Turgut Vidinli olayı aynı zamanda bugünün dünyasında nasıl hak aranması gerektiğinin, nasıl birlik olunabileceğinin, toplumda nasıl uyanış sağlanabileceğinin, toplumun nasıl bilinçlendirilebileceğinin, yeni medyanın doğru kullanıldığında nasıl bir etki yaratabileceğinin, yani şartlar ve cinsiyetiniz ne olursa olsun haksızlık karşısında hak aramanın en doğru gösterge ve yöntemlerinden biridir esasında.
Dün sosyal medyada birçok insanın birlik olmasıyla, sivil toplum kuruluşlarının örgütlenmesiyle, ana akım medyanın olaylara yer vermesiyle, yani küçük de olsa sosyal ve toplumsal aktivizmle Turgut Vidinli’nin mühürlenmesine kadar uzandı. Tabiki buradaki mühürlenme mekanın uyguladığı fahiş fiyattan dolayı yapıldı. Bunun altını çizmekte yarar var. Olay şimdi adli makamlarda.

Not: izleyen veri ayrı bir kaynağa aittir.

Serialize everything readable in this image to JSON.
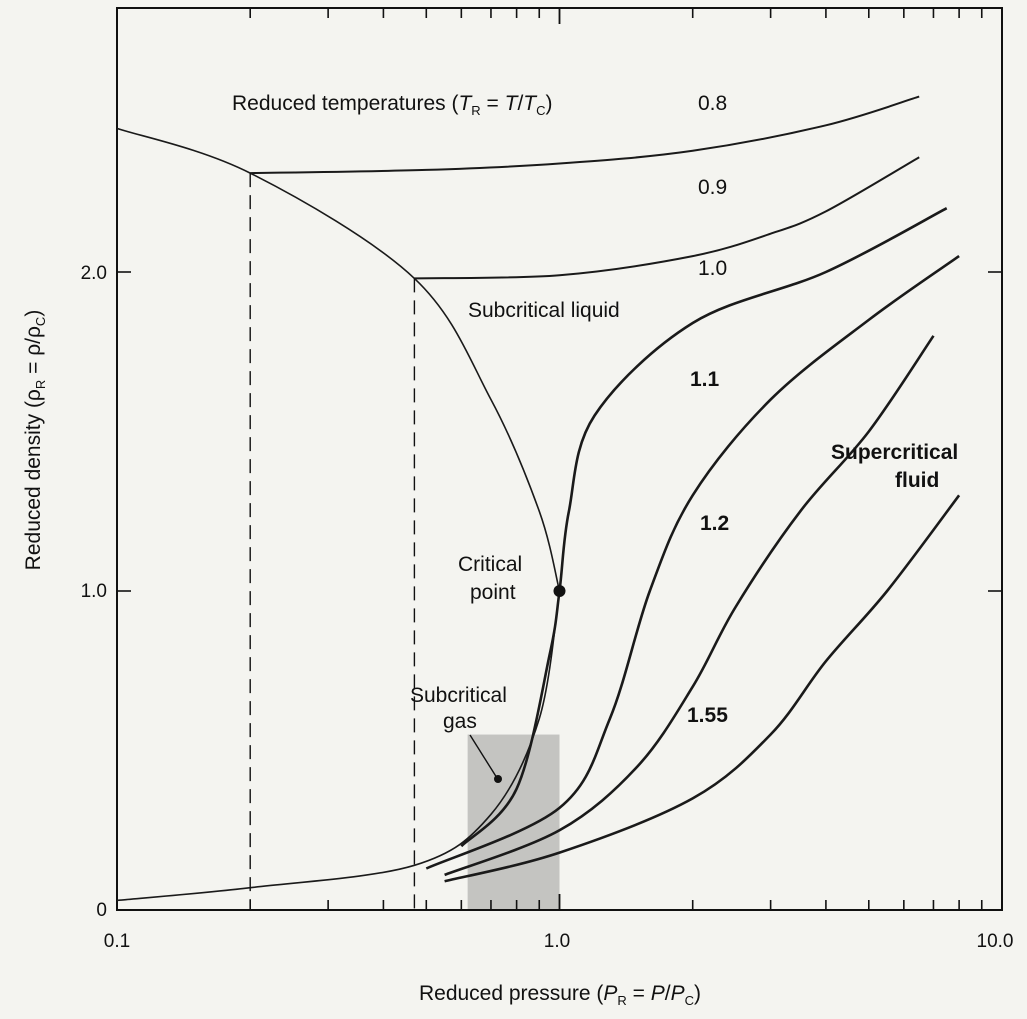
{
  "chart_data": {
    "type": "line",
    "xlabel": "Reduced pressure (P_R = P/P_C)",
    "ylabel": "Reduced density (ρ_R = ρ/ρ_C)",
    "x_scale": "log",
    "xlim": [
      0.1,
      10.0
    ],
    "ylim": [
      0,
      2.5
    ],
    "x_ticks": [
      "0.1",
      "1.0",
      "10.0"
    ],
    "y_ticks": [
      "0",
      "1.0",
      "2.0"
    ],
    "legend_title": "Reduced temperatures (T_R = T/T_C)",
    "series": [
      {
        "name": "0.8",
        "x": [
          0.2,
          0.5,
          1.0,
          2.0,
          4.0,
          6.5
        ],
        "y": [
          2.31,
          2.32,
          2.34,
          2.38,
          2.46,
          2.55
        ]
      },
      {
        "name": "0.9",
        "x": [
          0.47,
          1.0,
          2.0,
          3.0,
          4.0,
          6.5
        ],
        "y": [
          1.98,
          1.99,
          2.05,
          2.12,
          2.19,
          2.36
        ]
      },
      {
        "name": "1.0",
        "x": [
          0.6,
          0.8,
          0.95,
          1.0,
          1.05,
          1.2,
          2.0,
          4.0,
          7.5
        ],
        "y": [
          0.2,
          0.38,
          0.8,
          1.0,
          1.25,
          1.55,
          1.84,
          2.0,
          2.2
        ]
      },
      {
        "name": "1.1",
        "x": [
          0.5,
          1.0,
          1.3,
          1.6,
          2.0,
          3.0,
          5.0,
          8.0
        ],
        "y": [
          0.13,
          0.32,
          0.6,
          1.0,
          1.3,
          1.6,
          1.85,
          2.05
        ]
      },
      {
        "name": "1.2",
        "x": [
          0.55,
          1.0,
          1.5,
          2.0,
          2.5,
          3.5,
          5.0,
          7.0
        ],
        "y": [
          0.11,
          0.25,
          0.45,
          0.7,
          0.95,
          1.25,
          1.5,
          1.8
        ]
      },
      {
        "name": "1.55",
        "x": [
          0.55,
          1.0,
          2.0,
          3.0,
          4.0,
          5.5,
          8.0
        ],
        "y": [
          0.09,
          0.18,
          0.35,
          0.55,
          0.78,
          1.0,
          1.3
        ]
      }
    ],
    "coexistence_curve": {
      "x": [
        0.1,
        0.2,
        0.47,
        0.7,
        0.9,
        1.0
      ],
      "y": [
        2.45,
        2.31,
        1.98,
        1.6,
        1.25,
        1.0
      ]
    },
    "vapor_curve": {
      "x": [
        0.1,
        0.2,
        0.47,
        0.7,
        0.9,
        1.0
      ],
      "y": [
        0.03,
        0.07,
        0.14,
        0.3,
        0.6,
        1.0
      ]
    },
    "dashed_verticals": [
      0.2,
      0.47
    ],
    "critical_point": {
      "x": 1.0,
      "y": 1.0
    },
    "annotations": [
      "Subcritical liquid",
      "Critical point",
      "Subcritical gas",
      "Supercritical fluid"
    ]
  },
  "labels": {
    "legend_prefix": "Reduced temperatures (",
    "legend_T": "T",
    "legend_R": "R",
    "legend_eq": " = ",
    "legend_T2": "T",
    "legend_slash": "/",
    "legend_Tc": "T",
    "legend_C": "C",
    "legend_close": ")",
    "t08": "0.8",
    "t09": "0.9",
    "t10": "1.0",
    "t11": "1.1",
    "t12": "1.2",
    "t155": "1.55",
    "subcritical_liquid": "Subcritical liquid",
    "critical_1": "Critical",
    "critical_2": "point",
    "subgas_1": "Subcritical",
    "subgas_2": "gas",
    "supercrit_1": "Supercritical",
    "supercrit_2": "fluid",
    "x_tick_0": "0.1",
    "x_tick_1": "1.0",
    "x_tick_2": "10.0",
    "y_tick_0": "0",
    "y_tick_1": "1.0",
    "y_tick_2": "2.0",
    "xlabel_pre": "Reduced pressure (",
    "xlabel_P": "P",
    "xlabel_R": "R",
    "xlabel_eq": " = ",
    "xlabel_P2": "P",
    "xlabel_slash": "/",
    "xlabel_P3": "P",
    "xlabel_C": "C",
    "xlabel_close": ")",
    "ylabel_pre": "Reduced density (",
    "ylabel_rho": "ρ",
    "ylabel_R": "R",
    "ylabel_eq": " = ",
    "ylabel_rho2": "ρ/ρ",
    "ylabel_C": "C",
    "ylabel_close": ")"
  },
  "colors": {
    "curve": "#1a1a1a",
    "shade_dark": "#6b6b6b",
    "shade_mid": "#9a9a9a",
    "paper": "#f4f4f0"
  }
}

Güvenlik, adalet, ahlak ve insan değerlerinin sorgulanmasında yani toplum olarak nerede olduğumuzun daha iyi anlaşılmasına ve ileriye doğru bir adım atılmasına katkı sağlar.
Yaşanan bu durum ve olay toplumda bir ‘Katarsis’ etkisi olarak kalırsa işte orası üzücü olur.
Unutmamak gerekir ki asıl mevzular toplumun hep bir yerlerinde yara olarak kalmaya devam edecek.
Olayı yaşamış herkese geçmiş olsun dileklerimle….
Elinize sağlık güzel bir şekilde belirtmişiniz durum cinsiyetçi bir yaklaşım olmaktan çok insanlığı ve özgürlüğü hedef alan bir saldırı olarak değerlendirilmelidir.